3. Respondents challenged this discontinuance of their services in the writ petitions from the order in which these appeals arise. The High Court was persuaded to the view that respondents were casual workmen who had completed 240 days of work; that the preparation of the certificates was referable to certain statutory obligations of the appellant; that the discontinuance of services of the respondents was not legal; and that they were entitled to reinstatement. Accordingly, the High Court directed the appellant to take respondents back to service as casual workers and continue their service upon payment of wages admissible to the regular employees doing similar work. The High Court further directed that respondents be considered for regular appointment as Lower Division Clerks as and when these posts are filled up on the basis of their qualifications and seniority as daily wages labourers and that the services of the respondents shall not be dispensed with till they were absorbed on a regular basis.

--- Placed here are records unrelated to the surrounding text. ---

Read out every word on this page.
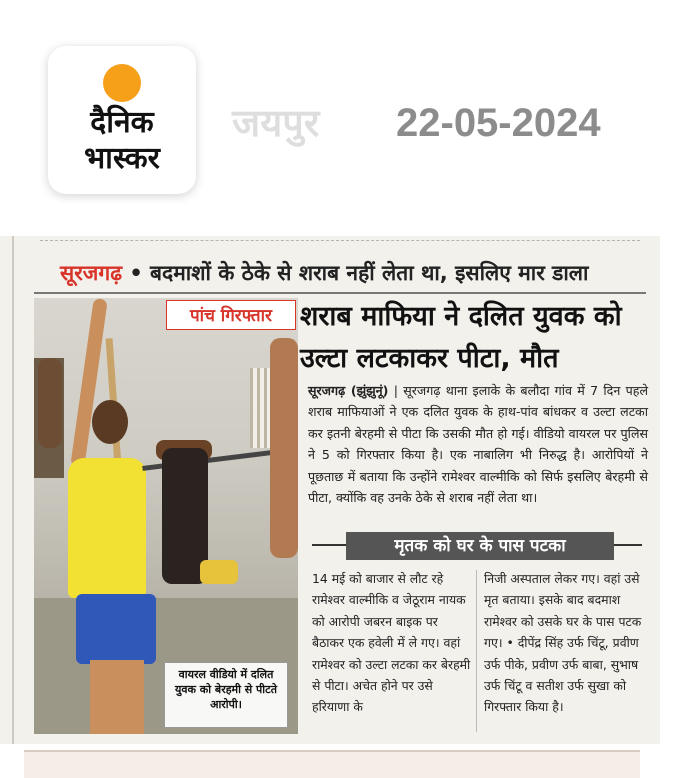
दैनिक
भास्कर
जयपुर 22-05-2024
सूरजगढ़ • बदमाशों के ठेके से शराब नहीं लेता था, इसलिए मार डाला
वायरल वीडियो में दलित युवक को बेरहमी से पीटते आरोपी।
पांच गिरफ्तार	शराब माफिया ने दलित युवक को उल्टा लटकाकर पीटा, मौत
सूरजगढ़ (झुंझुनूं) | सूरजगढ़ थाना इलाके के बलौदा गांव में 7 दिन पहले शराब माफियाओं ने एक दलित युवक के हाथ-पांव बांधकर व उल्टा लटका कर इतनी बेरहमी से पीटा कि उसकी मौत हो गई। वीडियो वायरल पर पुलिस ने 5 को गिरफ्तार किया है। एक नाबालिग भी निरुद्ध है। आरोपियों ने पूछताछ में बताया कि उन्होंने रामेश्वर वाल्मीकि को सिर्फ इसलिए बेरहमी से पीटा, क्योंकि वह उनके ठेके से शराब नहीं लेता था।
मृतक को घर के पास पटका
14 मई को बाजार से लौट रहे रामेश्वर वाल्मीकि व जेठूराम नायक को आरोपी जबरन बाइक पर बैठाकर एक हवेली में ले गए। वहां रामेश्वर को उल्टा लटका कर बेरहमी से पीटा। अचेत होने पर उसे हरियाणा के
निजी अस्पताल लेकर गए। वहां उसे मृत बताया। इसके बाद बदमाश रामेश्वर को उसके घर के पास पटक गए। • दीपेंद्र सिंह उर्फ चिंटू, प्रवीण उर्फ पीके, प्रवीण उर्फ बाबा, सुभाष उर्फ चिंटू व सतीश उर्फ सुखा को गिरफ्तार किया है।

4. We are unable to uphold the order of the High Court. There were no sanctioned posts in existence to which they could be said to have been appointed. The assignment was an ad hoc one which anticipated spent itself out. It is difficult to envisage for them, the status of workmen on the analogy of the provisions of Industrial Disputes Act, 1947, importing the incidents of completion of 240 days' work. The legal consequences that flow from work for that duration under the Industrial Disputes Act, 1947 are entirely different from what, by way of implication, is attributed to the present situation by way of analogy. The completion of 240 days' work does not, under that law import the right to regularisation. It merely imposes certain obligations on the employer at the time of termination of the service. It is not appropriate to import and apply that analogy, in an extended or enlarged form here.

5. Be that as it may, further discussion on the merits of the High Court's order is unnecessary as the appeals admit of being disposed of on a concession of the appellant on which both sides are agreed.

6. The appellant-Perished has offered to consider the cases of these 27 respondents, who were writ petitioners before the High Court, for purposes of recruitment to the post of Lower Division Clerks as and when vacancies arise and steps for filling up of those posts are taken up by the appellant. The appellant submits that if the respondents make appropriate applications at the appropriate time of filling up of the vacancies and if they possess the requisite minimum qualifications for the posts and if they were not beyond the prescribed maximum age limit as on the date on which utilization of their services commenced in the year 1986, their cases would be duly considered, affording to them preference in the recruitment, other conditions being equal subject to the reservations-policy. Appellant also requires registration of the respondents with the employment exchanges. For purposes of the age limit, their respective age as at the time of commencement of their earlier casual employment would be reckoned.

7. This concession is placed on record and the orders of the High Court under appeal are set aside. The appeals are disposed of accordingly. No costs.